Former inmate sues jail warden, doctors

Parents sue School Board over rape case

By Matthew Penix
St. Tammany News
Published on Friday, October 10, 2008 8:37 AM CDT



A man once locked in the St. Tammany Parish Jail has sued the jail system claiming, among other things, a deputy stole his prosthetic leg and nicknamed him “hoppy.”

Herbert Spruell of Mandeville, who served 68 days on charges of cocaine and marijuana possession, also claims jailers failed to house him in a handicap accessible room and shower, which caused him to twice fall and injure his back and hip.

Spruell names Jail Warden Marlin Peachey, two jail doctors and the parish prison system in the suit filed Sept. 22. He’s seeking compensation for punitive damages and pain suffering, according to the suit.

Spruell, who stayed in a holding cell for 10 days between May 5 and May 15, 2007, claimed a jailer identified only as “Deputy Rawl” nicknamed him “hoppy” soon after he was booked.

“He enjoyed verbally abusing prisoners and found it amusing that I had to hop around the holding cell over people on one leg after they took my prosthetic leg from me,” Spruell wrote in the suit.

On May 15, Spruell was moved to a maximum-security section of the jail and “was placed in a top bunk with no ladder access, no mattress and this particular tier was only one of many with no handicap accessible anything,” the suit alleges.

Spruell said it was difficult to use the bathroom or shower with no railings or handholds. He filed an official medical request requesting a shower chair and bottom bunk, he said.

Help, however, never arrived, he said. On May 18, Spruell fell off the top bunk while attempting to step on a table to climb down. He injured his hip.

“I stayed on the floor for over 20 minutes in extreme pain,” the suit alleges. He received a bottom bunk seven days later, he said.

On May 28, 2007, Spruell slipped and fell in the shower, re-injuring his right hip and back, according to the suit.

Weeks later, he said, the staph infection he developed from the fall was so severe he was admitted to Lallie Kemp Hospital in Independence, where he was given IV antibiotics and pain medicine.

Later, Spruell’s eyes and skin turned yellow, and he discovered he’d contracted hepatitis B while in jail, he wrote.

On July 11, more than a week later, Spruell was released from jail and admitted to a drug and alcohol treatment program, Spruell wrote. While there, doctors examined his back injury and discovered a ruptured disc.

Sheriff’s Office Spokesman Capt. George Bonnett declined to comment, citing policy not to discuss ongoing litigation.

In other civil filings:

• Donald Scott Jr. has sued St. Tammany Parish President Kevin Davis after the parish bulldozed his renovated home that was damaged during Hurricane Katrina. The parish ordered Scott to clean up the property and make it safe after the 2005 storm. Scott followed orders when he “cleaned the property, repaired, secured it, made it water tight and made it safe, secure and locked tight,” according to the suit.

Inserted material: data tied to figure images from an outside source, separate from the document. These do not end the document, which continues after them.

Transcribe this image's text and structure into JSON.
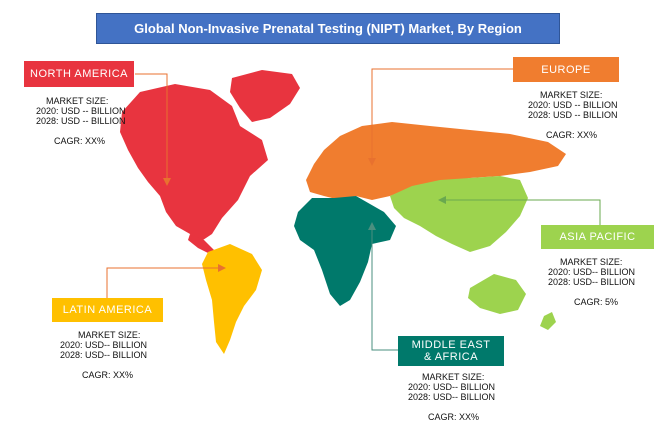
{
  "title": "Global  Non-Invasive Prenatal Testing (NIPT) Market, By Region",
  "colors": {
    "title_bg": "#4472c4",
    "north_america": "#e8343f",
    "europe": "#f07d2f",
    "asia_pacific": "#9dd34e",
    "latin_america": "#ffc000",
    "middle_east_africa": "#00796b",
    "leader_line": "#e8712f"
  },
  "regions": {
    "north_america": {
      "name": "NORTH AMERICA",
      "market_size_label": "MARKET SIZE:",
      "value_2020": "2020: USD -- BILLION",
      "value_2028": "2028: USD -- BILLION",
      "cagr": "CAGR: XX%"
    },
    "europe": {
      "name": "EUROPE",
      "market_size_label": "MARKET SIZE:",
      "value_2020": "2020: USD -- BILLION",
      "value_2028": "2028: USD -- BILLION",
      "cagr": "CAGR: XX%"
    },
    "asia_pacific": {
      "name": "ASIA PACIFIC",
      "market_size_label": "MARKET SIZE:",
      "value_2020": "2020: USD-- BILLION",
      "value_2028": "2028: USD-- BILLION",
      "cagr": "CAGR: 5%"
    },
    "latin_america": {
      "name": "LATIN AMERICA",
      "market_size_label": "MARKET SIZE:",
      "value_2020": "2020: USD-- BILLION",
      "value_2028": "2028: USD-- BILLION",
      "cagr": "CAGR: XX%"
    },
    "middle_east_africa": {
      "name_line1": "MIDDLE EAST",
      "name_line2": "& AFRICA",
      "market_size_label": "MARKET SIZE:",
      "value_2020": "2020: USD-- BILLION",
      "value_2028": "2028: USD-- BILLION",
      "cagr": "CAGR: XX%"
    }
  }
}
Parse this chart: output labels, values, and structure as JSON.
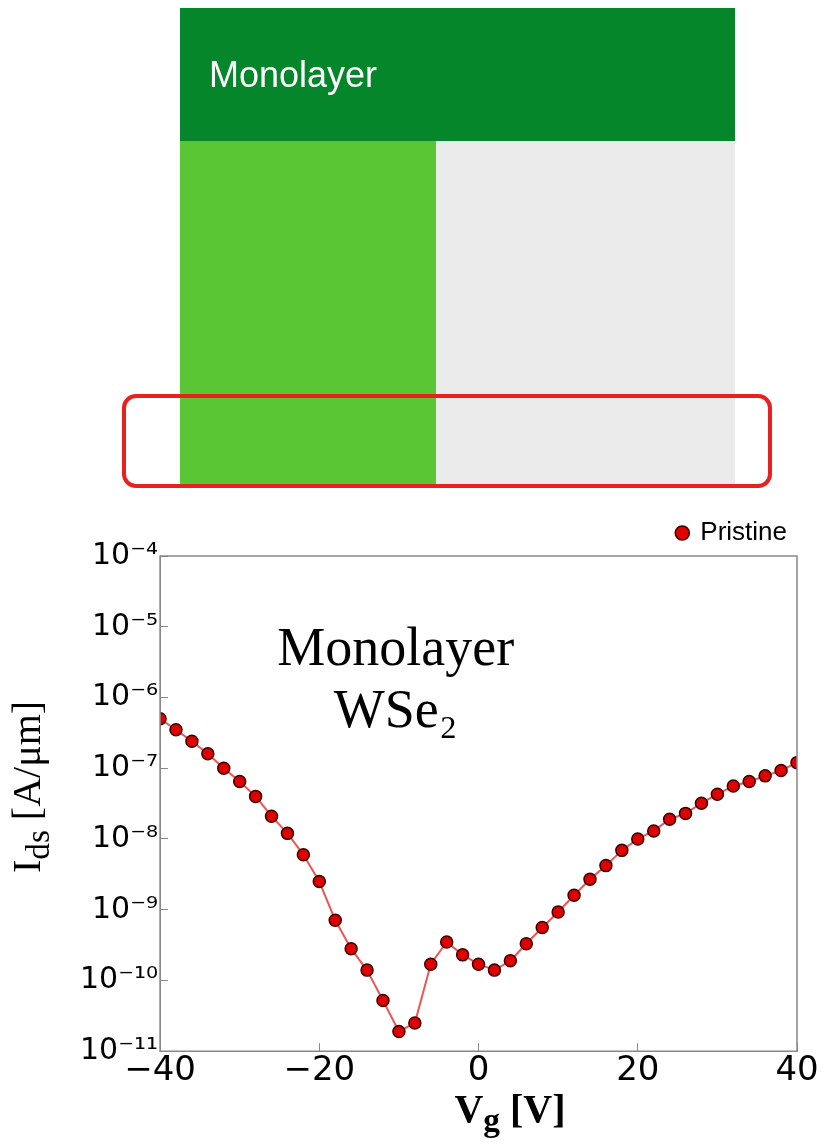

Still, in November 2007, the parish bulldozed his home. Scott is suing for loss of renovation labor and materials, home value and potential rental earnings.

Scott argued the home, now renovated, “no longer constituted any health, safety or welfare” hazard when it was demolished without notice.”

• A Slidell couple has sued the St. Tammany Parish School Board for mental anguish, extreme humiliation and other compensatory items after an Abney Elementary School janitor allegedly raped their only son in the school’s bathroom last year. The couple, whose name is being withheld to protect the identity of the child, claims the board was negligent in hiring Dino Schwertz, later charged with at least 13 sex crimes, including nine aggravated rape charges.

At the time of the hiring Schwertz was a convicted felon serving five years probation for bank fraud and had been arrested for harassing phone calls, issuing worthless checks, a DWI and more, according to the suit.

Schwertz is accused of attacking the children in the bathroom on several occasions in and around October 2007. One victim “began complaining to his parents of abdominal pains and was afraid to attend school. At times when being dropped off at school he refused to leave his mother’s car,” according to the suit.

The parents contacted Abney officials and inquired if anything strange or odd had happened at school, such as bullying, and informed them to keep watch of the youngster. Despite the warning, “School Board administrators acted with indifference to the concerns of the plaintiffs,” according to the suit.

“A simple background check of janitor Schwertz would have revealed this past criminal activity and should have alerted the School Board that he did not have the character and he was not suitable for employment in an environment of elementary age school children,” according to the suit.

Schwertz has not yet been tried for the crimes.